Kharrüb by Kooba TercuRelease date: April 11, 2019
Label: Hominid Sounds
Kooba Tercu are all over the map. Figuratively and literally. Their members are split between Athens, Crete and London, which must surely make rehearsals a pain and probably means they don’t play out that often. Which is a shame because on the evidence of Kharrüb they’d be a cracking live proposition. Echo Canyon and parts of Casual Nun are among those involved here, gathered to record some stuff that’s been years in the making and some created anew. They describe this as the first release from these sessions, implying more to come and suggest Kharrüb is “a beautiful smooth flow of songs to be listened to as a whole”. This is perilously close to taking us “on a journey, man” which I’m not sure they’d shy away from. There’s a faint hippy streak for sure, a strand of cosmic Mediterranean beach. Their noise rock psych soup has a lighter, brighter feel than the heavy downer Sabbath/Hawkwind vibes common among their northern European peers.
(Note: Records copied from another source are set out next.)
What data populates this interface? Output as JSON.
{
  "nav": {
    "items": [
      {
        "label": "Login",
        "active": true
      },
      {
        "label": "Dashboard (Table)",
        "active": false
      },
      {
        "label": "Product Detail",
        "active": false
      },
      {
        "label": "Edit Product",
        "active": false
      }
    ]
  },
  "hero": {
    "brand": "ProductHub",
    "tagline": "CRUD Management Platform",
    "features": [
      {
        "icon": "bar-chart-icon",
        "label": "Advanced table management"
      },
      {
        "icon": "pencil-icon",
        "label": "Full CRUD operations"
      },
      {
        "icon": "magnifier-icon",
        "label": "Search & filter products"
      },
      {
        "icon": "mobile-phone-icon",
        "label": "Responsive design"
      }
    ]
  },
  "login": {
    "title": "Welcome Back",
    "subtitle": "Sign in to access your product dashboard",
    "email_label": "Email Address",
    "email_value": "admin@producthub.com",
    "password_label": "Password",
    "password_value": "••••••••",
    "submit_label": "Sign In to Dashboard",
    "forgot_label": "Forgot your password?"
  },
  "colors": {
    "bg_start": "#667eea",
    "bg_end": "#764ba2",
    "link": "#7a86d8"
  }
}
‘Cybele’ opens on an urgent pulse, joined by a wordless chant and upward motion. As it gets wilder and more frantic, there’s a strong urge to raise your arms and face to the sky. Around three minutes in it absolutely kicks off, charging dementedly forwards with a manic energy. A droning coda makes space for the arrival of the loose marching band percussion and squalling noise of ‘Boto’. Filled with clanking cowbell and some delicious slide guitar. It reminds a little of their fellow Mediterranean psych groovers Mamuthones but it’s hyped way up like an ecstatic crowd edging towards chaos. On ‘Maestur’ a steady noise rock stomp underpins harsh edged electronic scree and squealing feedback. When the bass hits it’s a pretty irresistible lurch until the rhythm cuts out and a great layered noise ending fades slowly out to the sound of waves.
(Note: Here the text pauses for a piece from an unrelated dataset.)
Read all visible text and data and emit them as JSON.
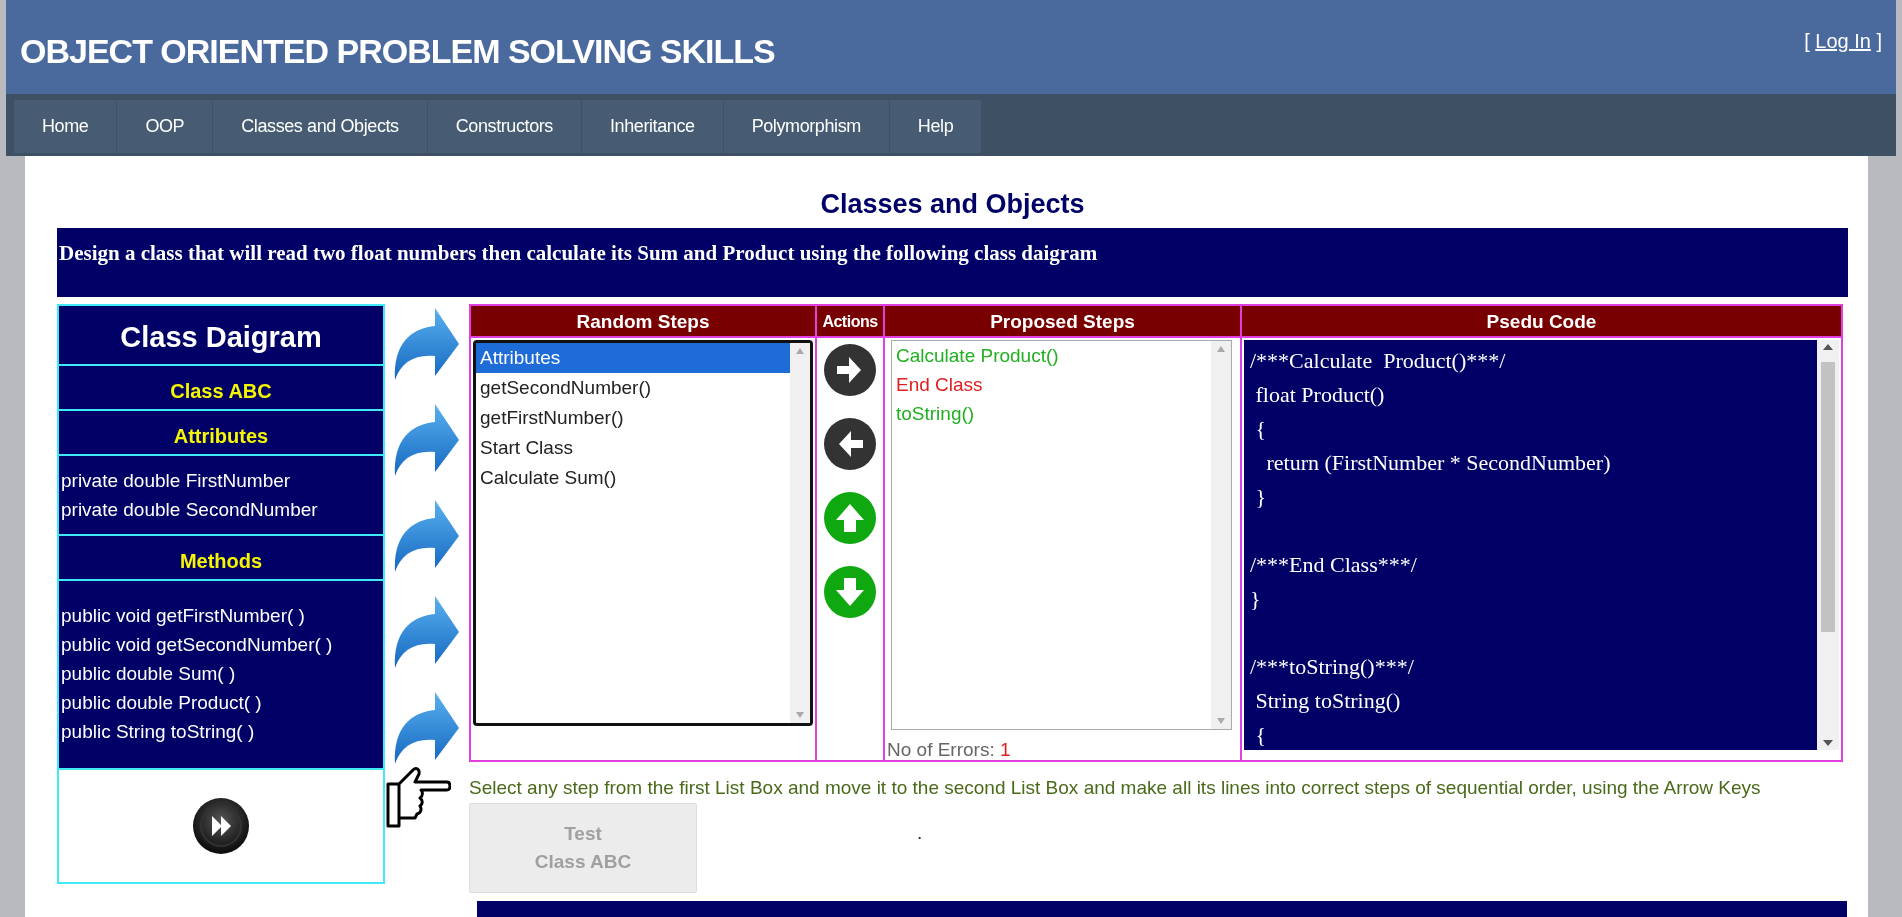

‘Margarie’ opens quietly on what you’d swear was the sound of spoons in teacups. Again riding a looping electronic figure but dappled by shafts of playful light. The vocals have gone from screams to smudged and sunken. Like we lay down at the water’s edge and let the waves wash over, leaving us staring up at the surface. ‘Got The Fire’ brings back the ecstatic polyrhythms, lifting droning synths over a deep descending bass line as they chant the title. Easily the clearest lyric on the record, the credits note “All the music and lyrics from Kooba Tercu except ‘Got The Fire'”. It doesn’t say who added that magical element, and maybe it’s musical not lyrical but chanting “We Got The Fire” over and over is not exactly Leonard Cohen on Hydra. The track is a total winner though, celebratory and infectious, chaotic and driven. A little like that first Holy Fuck album but more pagan.
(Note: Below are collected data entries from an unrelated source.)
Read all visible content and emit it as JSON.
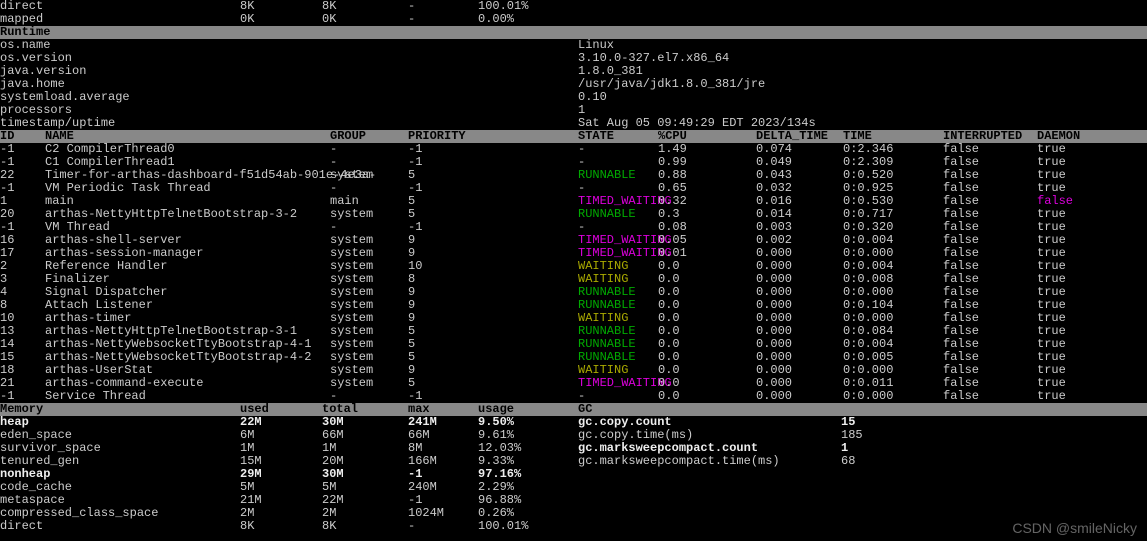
{
  "top": [
    {
      "name": "direct",
      "used": "8K",
      "total": "8K",
      "max": "-",
      "usage": "100.01%"
    },
    {
      "name": "mapped",
      "used": "0K",
      "total": "0K",
      "max": "-",
      "usage": "0.00%"
    }
  ],
  "sections": {
    "runtime": "Runtime",
    "memory": "Memory",
    "gc": "GC"
  },
  "runtime": [
    {
      "k": "os.name",
      "v": "Linux"
    },
    {
      "k": "os.version",
      "v": "3.10.0-327.el7.x86_64"
    },
    {
      "k": "java.version",
      "v": "1.8.0_381"
    },
    {
      "k": "java.home",
      "v": "/usr/java/jdk1.8.0_381/jre"
    },
    {
      "k": "systemload.average",
      "v": "0.10"
    },
    {
      "k": "processors",
      "v": "1"
    },
    {
      "k": "timestamp/uptime",
      "v": "Sat Aug 05 09:49:29 EDT 2023/134s"
    }
  ],
  "thread_headers": {
    "id": "ID",
    "name": "NAME",
    "group": "GROUP",
    "pri": "PRIORITY",
    "state": "STATE",
    "cpu": "%CPU",
    "dt": "DELTA_TIME",
    "time": "TIME",
    "intr": "INTERRUPTED",
    "dae": "DAEMON"
  },
  "threads": [
    {
      "id": "-1",
      "name": "C2 CompilerThread0",
      "group": "-",
      "pri": "-1",
      "state": "-",
      "stateClass": "",
      "cpu": "1.49",
      "dt": "0.074",
      "time": "0:2.346",
      "intr": "false",
      "dae": "true",
      "daeClass": ""
    },
    {
      "id": "-1",
      "name": "C1 CompilerThread1",
      "group": "-",
      "pri": "-1",
      "state": "-",
      "stateClass": "",
      "cpu": "0.99",
      "dt": "0.049",
      "time": "0:2.309",
      "intr": "false",
      "dae": "true",
      "daeClass": ""
    },
    {
      "id": "22",
      "name": "Timer-for-arthas-dashboard-f51d54ab-901e-4e3a-",
      "group": "system",
      "pri": "5",
      "state": "RUNNABLE",
      "stateClass": "green",
      "cpu": "0.88",
      "dt": "0.043",
      "time": "0:0.520",
      "intr": "false",
      "dae": "true",
      "daeClass": ""
    },
    {
      "id": "-1",
      "name": "VM Periodic Task Thread",
      "group": "-",
      "pri": "-1",
      "state": "-",
      "stateClass": "",
      "cpu": "0.65",
      "dt": "0.032",
      "time": "0:0.925",
      "intr": "false",
      "dae": "true",
      "daeClass": ""
    },
    {
      "id": "1",
      "name": "main",
      "group": "main",
      "pri": "5",
      "state": "TIMED_WAITING",
      "stateClass": "magenta",
      "cpu": "0.32",
      "dt": "0.016",
      "time": "0:0.530",
      "intr": "false",
      "dae": "false",
      "daeClass": "magenta"
    },
    {
      "id": "20",
      "name": "arthas-NettyHttpTelnetBootstrap-3-2",
      "group": "system",
      "pri": "5",
      "state": "RUNNABLE",
      "stateClass": "green",
      "cpu": "0.3",
      "dt": "0.014",
      "time": "0:0.717",
      "intr": "false",
      "dae": "true",
      "daeClass": ""
    },
    {
      "id": "-1",
      "name": "VM Thread",
      "group": "-",
      "pri": "-1",
      "state": "-",
      "stateClass": "",
      "cpu": "0.08",
      "dt": "0.003",
      "time": "0:0.320",
      "intr": "false",
      "dae": "true",
      "daeClass": ""
    },
    {
      "id": "16",
      "name": "arthas-shell-server",
      "group": "system",
      "pri": "9",
      "state": "TIMED_WAITING",
      "stateClass": "magenta",
      "cpu": "0.05",
      "dt": "0.002",
      "time": "0:0.004",
      "intr": "false",
      "dae": "true",
      "daeClass": ""
    },
    {
      "id": "17",
      "name": "arthas-session-manager",
      "group": "system",
      "pri": "9",
      "state": "TIMED_WAITING",
      "stateClass": "magenta",
      "cpu": "0.01",
      "dt": "0.000",
      "time": "0:0.000",
      "intr": "false",
      "dae": "true",
      "daeClass": ""
    },
    {
      "id": "2",
      "name": "Reference Handler",
      "group": "system",
      "pri": "10",
      "state": "WAITING",
      "stateClass": "olive",
      "cpu": "0.0",
      "dt": "0.000",
      "time": "0:0.004",
      "intr": "false",
      "dae": "true",
      "daeClass": ""
    },
    {
      "id": "3",
      "name": "Finalizer",
      "group": "system",
      "pri": "8",
      "state": "WAITING",
      "stateClass": "olive",
      "cpu": "0.0",
      "dt": "0.000",
      "time": "0:0.008",
      "intr": "false",
      "dae": "true",
      "daeClass": ""
    },
    {
      "id": "4",
      "name": "Signal Dispatcher",
      "group": "system",
      "pri": "9",
      "state": "RUNNABLE",
      "stateClass": "green",
      "cpu": "0.0",
      "dt": "0.000",
      "time": "0:0.000",
      "intr": "false",
      "dae": "true",
      "daeClass": ""
    },
    {
      "id": "8",
      "name": "Attach Listener",
      "group": "system",
      "pri": "9",
      "state": "RUNNABLE",
      "stateClass": "green",
      "cpu": "0.0",
      "dt": "0.000",
      "time": "0:0.104",
      "intr": "false",
      "dae": "true",
      "daeClass": ""
    },
    {
      "id": "10",
      "name": "arthas-timer",
      "group": "system",
      "pri": "9",
      "state": "WAITING",
      "stateClass": "olive",
      "cpu": "0.0",
      "dt": "0.000",
      "time": "0:0.000",
      "intr": "false",
      "dae": "true",
      "daeClass": ""
    },
    {
      "id": "13",
      "name": "arthas-NettyHttpTelnetBootstrap-3-1",
      "group": "system",
      "pri": "5",
      "state": "RUNNABLE",
      "stateClass": "green",
      "cpu": "0.0",
      "dt": "0.000",
      "time": "0:0.084",
      "intr": "false",
      "dae": "true",
      "daeClass": ""
    },
    {
      "id": "14",
      "name": "arthas-NettyWebsocketTtyBootstrap-4-1",
      "group": "system",
      "pri": "5",
      "state": "RUNNABLE",
      "stateClass": "green",
      "cpu": "0.0",
      "dt": "0.000",
      "time": "0:0.004",
      "intr": "false",
      "dae": "true",
      "daeClass": ""
    },
    {
      "id": "15",
      "name": "arthas-NettyWebsocketTtyBootstrap-4-2",
      "group": "system",
      "pri": "5",
      "state": "RUNNABLE",
      "stateClass": "green",
      "cpu": "0.0",
      "dt": "0.000",
      "time": "0:0.005",
      "intr": "false",
      "dae": "true",
      "daeClass": ""
    },
    {
      "id": "18",
      "name": "arthas-UserStat",
      "group": "system",
      "pri": "9",
      "state": "WAITING",
      "stateClass": "olive",
      "cpu": "0.0",
      "dt": "0.000",
      "time": "0:0.000",
      "intr": "false",
      "dae": "true",
      "daeClass": ""
    },
    {
      "id": "21",
      "name": "arthas-command-execute",
      "group": "system",
      "pri": "5",
      "state": "TIMED_WAITING",
      "stateClass": "magenta",
      "cpu": "0.0",
      "dt": "0.000",
      "time": "0:0.011",
      "intr": "false",
      "dae": "true",
      "daeClass": ""
    },
    {
      "id": "-1",
      "name": "Service Thread",
      "group": "-",
      "pri": "-1",
      "state": "-",
      "stateClass": "",
      "cpu": "0.0",
      "dt": "0.000",
      "time": "0:0.000",
      "intr": "false",
      "dae": "true",
      "daeClass": ""
    }
  ],
  "mem_headers": {
    "name": "Memory",
    "used": "used",
    "total": "total",
    "max": "max",
    "usage": "usage",
    "gc": "GC"
  },
  "memory": [
    {
      "name": "heap",
      "nb": true,
      "used": "22M",
      "total": "30M",
      "max": "241M",
      "usage": "9.50%",
      "gcName": "gc.copy.count",
      "gcNameBold": true,
      "gcVal": "15"
    },
    {
      "name": "eden_space",
      "nb": false,
      "used": "6M",
      "total": "66M",
      "max": "66M",
      "usage": "9.61%",
      "gcName": "gc.copy.time(ms)",
      "gcNameBold": false,
      "gcVal": "185"
    },
    {
      "name": "survivor_space",
      "nb": false,
      "used": "1M",
      "total": "1M",
      "max": "8M",
      "usage": "12.03%",
      "gcName": "gc.marksweepcompact.count",
      "gcNameBold": true,
      "gcVal": "1"
    },
    {
      "name": "tenured_gen",
      "nb": false,
      "used": "15M",
      "total": "20M",
      "max": "166M",
      "usage": "9.33%",
      "gcName": "gc.marksweepcompact.time(ms)",
      "gcNameBold": false,
      "gcVal": "68"
    },
    {
      "name": "nonheap",
      "nb": true,
      "used": "29M",
      "total": "30M",
      "max": "-1",
      "usage": "97.16%",
      "gcName": "",
      "gcNameBold": false,
      "gcVal": ""
    },
    {
      "name": "code_cache",
      "nb": false,
      "used": "5M",
      "total": "5M",
      "max": "240M",
      "usage": "2.29%",
      "gcName": "",
      "gcNameBold": false,
      "gcVal": ""
    },
    {
      "name": "metaspace",
      "nb": false,
      "used": "21M",
      "total": "22M",
      "max": "-1",
      "usage": "96.88%",
      "gcName": "",
      "gcNameBold": false,
      "gcVal": ""
    },
    {
      "name": "compressed_class_space",
      "nb": false,
      "used": "2M",
      "total": "2M",
      "max": "1024M",
      "usage": "0.26%",
      "gcName": "",
      "gcNameBold": false,
      "gcVal": ""
    },
    {
      "name": "direct",
      "nb": false,
      "used": "8K",
      "total": "8K",
      "max": "-",
      "usage": "100.01%",
      "gcName": "",
      "gcNameBold": false,
      "gcVal": ""
    }
  ],
  "watermark": "CSDN @smileNicky"
}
‘Got The Fire’ rolls to a stop rather than ending with a bang but for the last couple of tracks it seems we’re in the aftermath. Lost out under the sun somewhere, there’s road sounds and distant hand percussion. ‘Shambles’ is the most stretched and abstract thing so far and yet, with its sighing vocals and loose, slow building groove its also the most melodic. Having passed out in the dunes it staggers back to the ragged remnants still dancing around the fire but decides to wander off and stare at the horizon. The last track ‘California’ is an absolute beauty. Wide eyed, washed out, warm and happy. A simple riff and slow airy drums roll like gentle waves while distant cooing vocals echo over a reflective melody. It has the calm of sunrise about it.
The cover seems to show an impossible fish tank, its contents escaping, nature vs structure or something. It’s a murky yellow brown colour that I have my suspicions was meant to be gold. The production has a little of that murk about it, could be a little cleaner and clearer but I like this record a little more every time I play it. Close listening has helped me to find the lizard at the centre.